Ahora, esto pareciera no ser una entrada de este blog, oh amados caba-ñeros y caba-ñeras, pero en el fondo sí. No es la primera vez que veo una película y salgo pensando en que el protagonista puedo ser yo, como me pasó con Birdman; pero sí debuto como personaje principal de un libro con el que se me cayeron las vendas de los ojos. Fue un momento epifánico donde sentí que el libro cobró vida, y que esta vez el periodista loco y el pastor ingenuo se encarnaban en mí.
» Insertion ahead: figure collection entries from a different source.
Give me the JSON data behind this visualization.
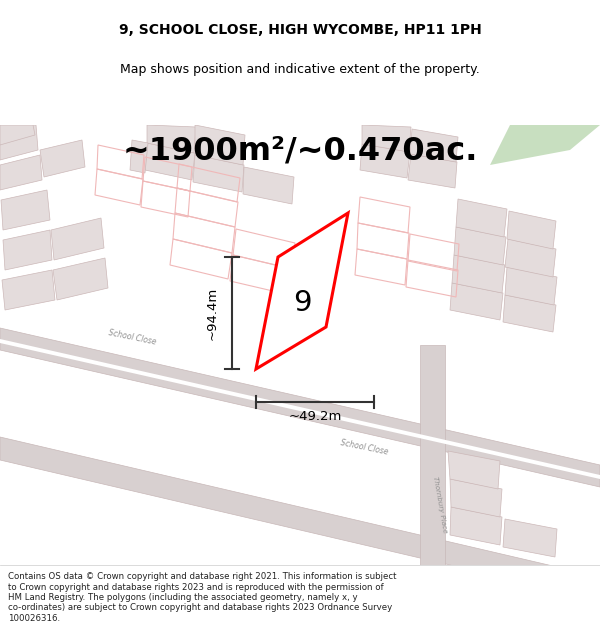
{
  "title": "9, SCHOOL CLOSE, HIGH WYCOMBE, HP11 1PH",
  "subtitle": "Map shows position and indicative extent of the property.",
  "area_text": "~1900m²/~0.470ac.",
  "label_number": "9",
  "dim_width": "~49.2m",
  "dim_height": "~94.4m",
  "footnote_lines": [
    "Contains OS data © Crown copyright and database right 2021. This information is subject",
    "to Crown copyright and database rights 2023 and is reproduced with the permission of",
    "HM Land Registry. The polygons (including the associated geometry, namely x, y",
    "co-ordinates) are subject to Crown copyright and database rights 2023 Ordnance Survey",
    "100026316."
  ],
  "map_bg": "#f2eeee",
  "title_color": "#000000",
  "road_fill": "#d8d0d0",
  "road_edge": "#c8b8b8",
  "building_fill": "#e4dcdc",
  "building_outline": "#ccb8b8",
  "red_outline_color": "#f0b8b8",
  "highlight_color": "#ff0000",
  "dim_color": "#333333",
  "footnote_color": "#222222",
  "green_patch_color": "#c8dfc0"
}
Es que en la tónica de relajarse y "dejar que las cosas pasen" parece que hay cierta mentira parcial, pues en realidad uno mismo es quien debe diseñar los cambios que producirán los milagros; pero también la moralidad cristiana tiene su parte, la misma que nos enseña que haciendo las cosas bien cosecharemos cosas buenas. Con esto está demostrado que no, que hay una guerra espiritual imperceptible donde el hábito y deleite disciplinado de orar cambia el panorama, cosa que uno no entiende así de primerazo.

Uno ora creyendo que el que gana es Dios, pero tampoco. Uno ora es por uno, no para irse al cielo o reclamar ciertas prebendas: uno ora es para que le vaya bien aquí y ahora. Yo suelo agradecerle a Dios por la comida, lo recibido también por lo perdido, pero ahora entiendo que hay cosas que compete pelear de rodillas, y que si uno no está viviendo a plenitud la vida que decidió, algo pasa.

Tal vez esto le sirva a alguien que, como yo, sabe que es hora de recibir algo esperado de maneras insospechadas. Y no sólo en el tema amoroso, que es lo mínimo, me refiero a una plenitud en todas las áreas, de esas que se obtienen tras intensas batallas, dejando músculos desgarrados y pieles con cicatrices espirituales.